Otro aficionado calificó las circunstancias de “pura corrupción”, mientras que un tercero alegó que la FIFA había permitido “una intervención política/estatal para que el mejor jugador de Estados Unidos escapara de una sanción” mientras penalizaba a Quansah a raíz de las críticas de los medios ingleses al veredicto de Balogun.
El técnico de Inglaterra, Thomas Tuchel, también expresó su frustración por la inconsistencia, cuestionando el estándar que la FIFA había establecido con la decisión de Balogun.
“¿Dónde empieza esto y dónde termina ahora?” Dijo Tuchel. “¿Podemos revocarlo o no? ¿Qué está pasando? Dónde trazar la línea es la pregunta que hago. No tengo respuesta para eso”.
A diferencia del caso de Balogun, en el que la FIFA renunció a la suspensión automática según el Artículo 27 de su Código Disciplinario, ninguna disposición dentro de las regulaciones del torneo de 2026 de la FIFA permite a los equipos impugnar directamente las tarjetas rojas, aunque se informó que la FA sopesó sus opciones luego del fallo de la FIFA sobre Balogun.
La federación francesa de fútbol impugnó un fallo de la FIFA a principios de semana, solicitando el retiro de una tarjeta amarilla entregada al mediocampista Michael Olise, sólo para que esa apelación fuera firmemente rechazada.
The Express contactó a la FIFA para solicitar comentarios por correo electrónico.
La controversia sobre Balogun ha seguido rondando el torneo desde la decisión inicial de la FIFA. Las autoridades belgas han argumentado que el fallo comprometía la integridad de la competición, mientras que Infantino ha sostenido que el comité disciplinario de la FIFA funcionó de forma independiente, sin ninguna interferencia política.

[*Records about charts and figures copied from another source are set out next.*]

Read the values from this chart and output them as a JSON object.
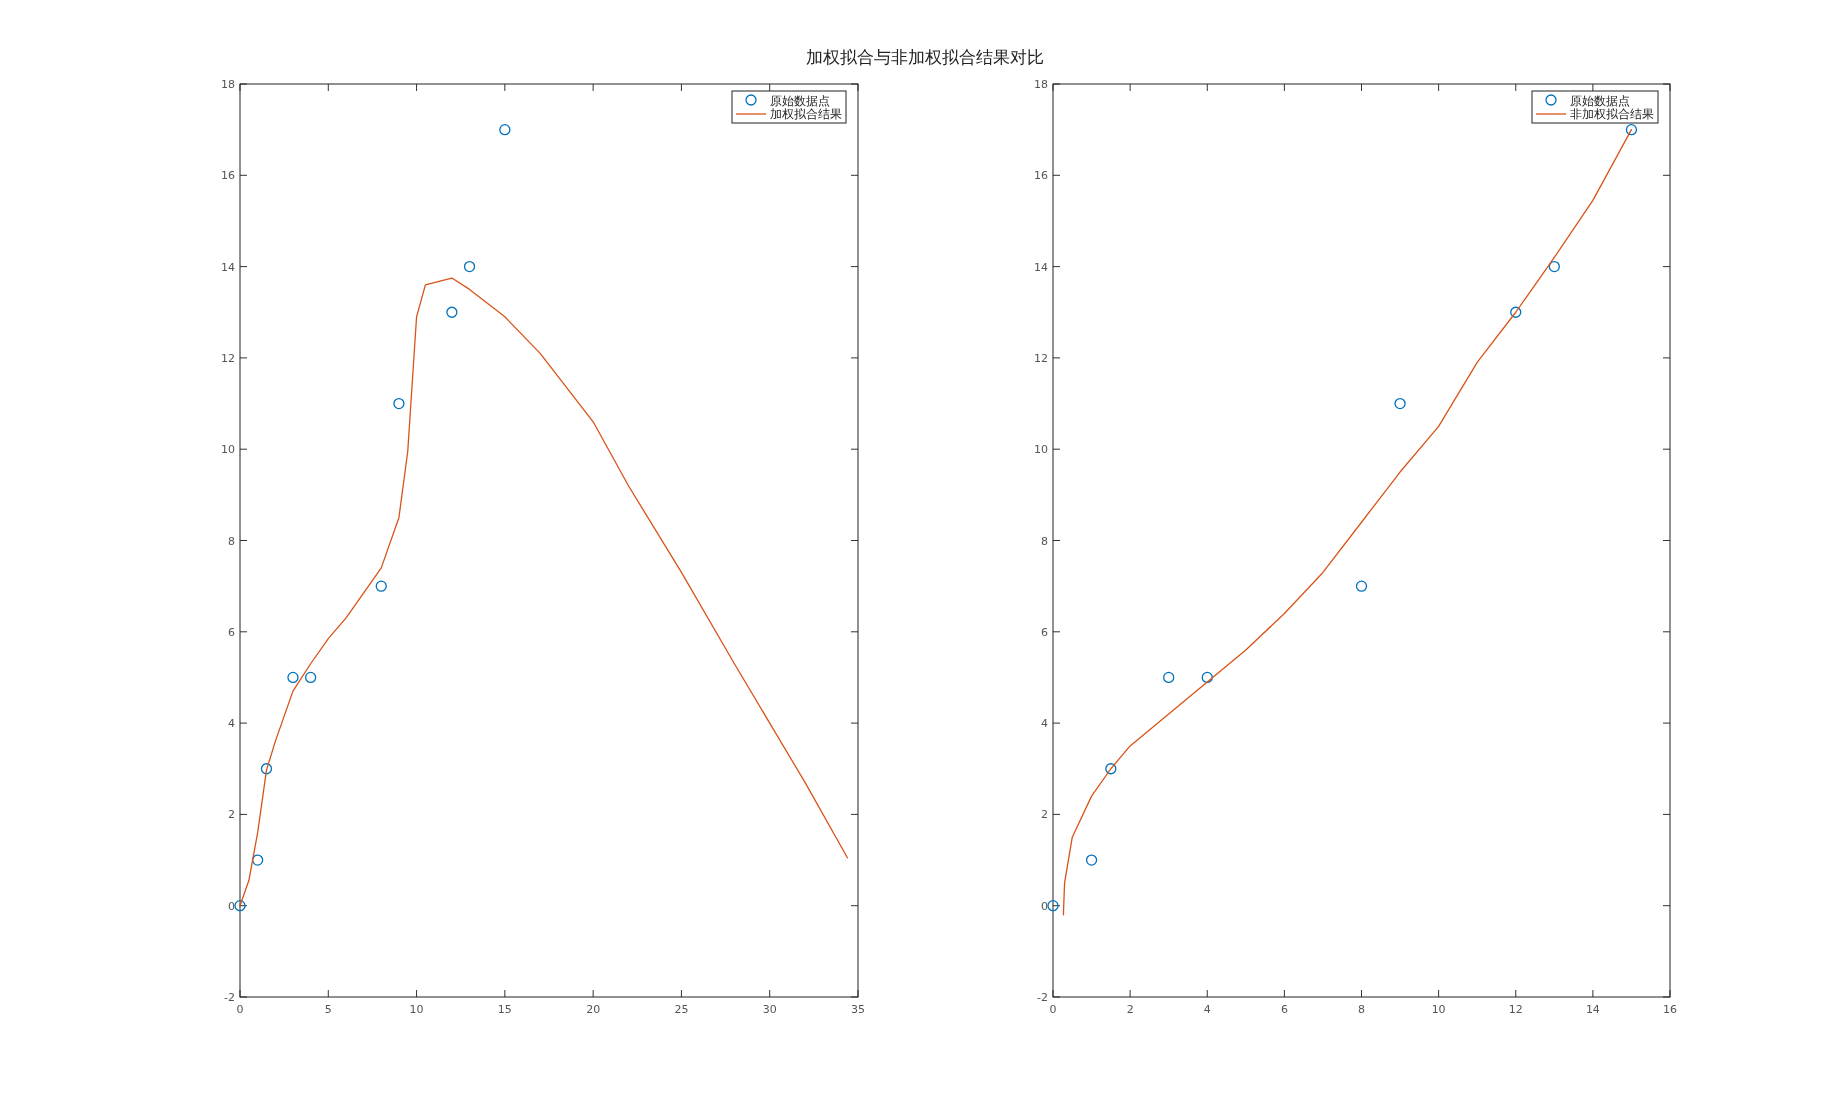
{
  "chart_data": [
    {
      "type": "line",
      "title": "加权拟合与非加权拟合结果对比",
      "xlim": [
        0,
        35
      ],
      "ylim": [
        -2,
        18
      ],
      "xticks": [
        0,
        5,
        10,
        15,
        20,
        25,
        30,
        35
      ],
      "yticks": [
        -2,
        0,
        2,
        4,
        6,
        8,
        10,
        12,
        14,
        16,
        18
      ],
      "legend": "top right",
      "series": [
        {
          "name": "原始数据点",
          "type": "scatter",
          "marker": "circle",
          "color": "#0072bd",
          "x": [
            0,
            1,
            1.5,
            3,
            4,
            8,
            9,
            12,
            13,
            15
          ],
          "values": [
            0,
            1,
            3,
            5,
            5,
            7,
            11,
            13,
            14,
            17
          ]
        },
        {
          "name": "加权拟合结果",
          "type": "line",
          "color": "#d95319",
          "x": [
            0,
            0.5,
            1,
            1.5,
            2,
            3,
            4,
            5,
            6,
            8,
            9,
            9.5,
            10,
            10.5,
            11,
            12,
            13,
            15,
            17,
            20,
            22,
            25,
            28,
            30,
            32,
            34.4
          ],
          "values": [
            0,
            0.55,
            1.6,
            2.97,
            3.6,
            4.7,
            5.3,
            5.85,
            6.3,
            7.4,
            8.5,
            9.95,
            12.9,
            13.6,
            13.65,
            13.75,
            13.5,
            12.9,
            12.1,
            10.6,
            9.2,
            7.3,
            5.3,
            4.0,
            2.7,
            1.05
          ]
        }
      ]
    },
    {
      "type": "line",
      "xlim": [
        0,
        16
      ],
      "ylim": [
        -2,
        18
      ],
      "xticks": [
        0,
        2,
        4,
        6,
        8,
        10,
        12,
        14,
        16
      ],
      "yticks": [
        -2,
        0,
        2,
        4,
        6,
        8,
        10,
        12,
        14,
        16,
        18
      ],
      "legend": "top right",
      "series": [
        {
          "name": "原始数据点",
          "type": "scatter",
          "marker": "circle",
          "color": "#0072bd",
          "x": [
            0,
            1,
            1.5,
            3,
            4,
            8,
            9,
            12,
            13,
            15
          ],
          "values": [
            0,
            1,
            3,
            5,
            5,
            7,
            11,
            13,
            14,
            17
          ]
        },
        {
          "name": "非加权拟合结果",
          "type": "line",
          "color": "#d95319",
          "x": [
            0.27,
            0.3,
            0.5,
            1,
            1.5,
            2,
            3,
            4,
            5,
            6,
            7,
            8,
            9,
            10,
            11,
            12,
            13,
            14,
            15
          ],
          "values": [
            -0.2,
            0.5,
            1.5,
            2.4,
            3.0,
            3.5,
            4.2,
            4.9,
            5.6,
            6.4,
            7.3,
            8.4,
            9.5,
            10.5,
            11.9,
            13.0,
            14.2,
            15.45,
            17
          ]
        }
      ]
    }
  ]
}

Posteriormente, los estadounidenses cayeron 4-1 ante Bélgica a pesar de la convocatoria de Balogun, quedando eliminados anticipadamente del torneo en octavos de final.
Con Quansah fuera de juego y Reece James aún sufriendo una lesión en el tendón de la corva, Inglaterra no contará con sus dos laterales derechos naturales de primera elección para los cuartos de final del sábado, lo que dejará a Tuchel con pocas opciones más que remodelar su configuración defensiva antes del choque con Erling Haaland y Noruega.